Cameron was using SL visit to win UK Tamil concerns-MR



President Mahinda Rajapaksa has ‘suggested’ that visiting UK Prime Minister David Cameron was using the visit to win favour with the Tamil community in the UK, the UK’s The Guardian reported.

Downing Street sources conceded that Cameron made little headway with Rajapaksa during an hour-long meeting on Friday evening.

They described the exchange as robust and animated, with Rajapaksa acknowledging problems in his country but arguing that they needed time to be sorted out.

During the encounter, Cameron quoted Winston Churchill, urging the president to show "in victory, magnanimity", and compared the path of reconciliation to the Northern Ireland peace process.

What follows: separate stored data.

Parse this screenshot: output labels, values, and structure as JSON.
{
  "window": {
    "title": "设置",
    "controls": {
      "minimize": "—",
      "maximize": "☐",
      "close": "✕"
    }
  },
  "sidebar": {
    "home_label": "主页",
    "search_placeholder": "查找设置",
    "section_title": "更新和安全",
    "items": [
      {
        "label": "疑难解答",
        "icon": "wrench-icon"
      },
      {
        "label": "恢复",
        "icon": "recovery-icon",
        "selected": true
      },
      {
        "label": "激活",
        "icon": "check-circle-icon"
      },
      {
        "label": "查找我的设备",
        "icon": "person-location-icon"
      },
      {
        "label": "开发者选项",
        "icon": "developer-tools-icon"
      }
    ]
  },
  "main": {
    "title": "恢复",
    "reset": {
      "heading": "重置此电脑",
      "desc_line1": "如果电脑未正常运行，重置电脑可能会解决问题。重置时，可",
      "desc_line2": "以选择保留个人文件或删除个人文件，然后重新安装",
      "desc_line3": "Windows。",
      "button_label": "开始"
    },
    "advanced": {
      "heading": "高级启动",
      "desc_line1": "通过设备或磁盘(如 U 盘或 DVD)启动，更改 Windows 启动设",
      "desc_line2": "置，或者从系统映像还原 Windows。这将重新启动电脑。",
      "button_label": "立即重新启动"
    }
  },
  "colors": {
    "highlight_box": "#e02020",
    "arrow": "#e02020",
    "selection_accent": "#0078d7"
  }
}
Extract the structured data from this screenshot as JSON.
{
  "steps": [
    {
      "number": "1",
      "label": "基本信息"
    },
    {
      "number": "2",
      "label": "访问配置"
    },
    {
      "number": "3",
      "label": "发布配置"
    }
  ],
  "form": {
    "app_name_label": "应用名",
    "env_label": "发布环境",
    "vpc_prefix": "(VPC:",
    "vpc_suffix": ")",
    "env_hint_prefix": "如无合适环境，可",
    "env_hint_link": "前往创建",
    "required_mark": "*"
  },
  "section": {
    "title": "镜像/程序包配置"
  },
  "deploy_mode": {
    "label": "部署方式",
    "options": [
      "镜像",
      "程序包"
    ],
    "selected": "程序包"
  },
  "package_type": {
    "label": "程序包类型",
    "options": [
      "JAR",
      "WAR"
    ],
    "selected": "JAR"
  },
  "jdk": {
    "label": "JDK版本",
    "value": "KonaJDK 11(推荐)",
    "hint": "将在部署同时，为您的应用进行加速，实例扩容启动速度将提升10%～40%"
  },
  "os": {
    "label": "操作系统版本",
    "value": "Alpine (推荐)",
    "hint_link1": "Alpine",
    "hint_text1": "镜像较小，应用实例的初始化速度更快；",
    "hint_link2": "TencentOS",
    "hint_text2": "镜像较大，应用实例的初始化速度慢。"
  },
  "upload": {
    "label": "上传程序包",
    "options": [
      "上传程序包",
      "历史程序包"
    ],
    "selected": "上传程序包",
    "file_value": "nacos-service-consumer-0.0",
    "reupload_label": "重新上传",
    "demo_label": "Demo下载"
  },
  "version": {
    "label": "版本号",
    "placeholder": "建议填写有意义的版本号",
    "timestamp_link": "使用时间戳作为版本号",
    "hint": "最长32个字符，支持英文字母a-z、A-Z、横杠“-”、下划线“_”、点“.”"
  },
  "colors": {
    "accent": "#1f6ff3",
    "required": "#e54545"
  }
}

He brought up attacks on Christians and Muslims, the murder of British national Khuram Shaikh, the killing of journalists and seizure of land.

Cameron also mentioned a Channel 4 documentary about atrocities allegedly committed by state forces in the last months of the war, containing images verified by the UN.

However, the president batted away the allegations and suggested that Cameron was using the visit to win favour with the Tamil community in the UK.

Earlier, a Sri Lankan media minister had warned the prime minister he could not treat the country like a colony.

Following his visit to Jaffna on Friday evening, Cameron told television reporters he believed the visit had been worthwhile to highlight the plight of many people suffering in Jaffna.

"The pictures of journalists, shot and killed, on the walls, and hearing stories of journalists who have disappeared long after the war has ended – that will stay with me," he said.

"And the image, in this camp, of talking to a young woman who came here when she was very young – a child in this camp – and wants nothing more than to go to her own home."

Cameron also argued that the Commonwealth had helped bring about elections in the provinces and suggested that he would raise concerns about the situation in Sri Lanka in international forums including the G20 and EU.

This could include pushing for an international investigation into human rights abuses, amid few signs the government will agree to hold an inquiry of its own that would satisfy observers as credible.

He added: "These issues aren't settled in one day or one visit."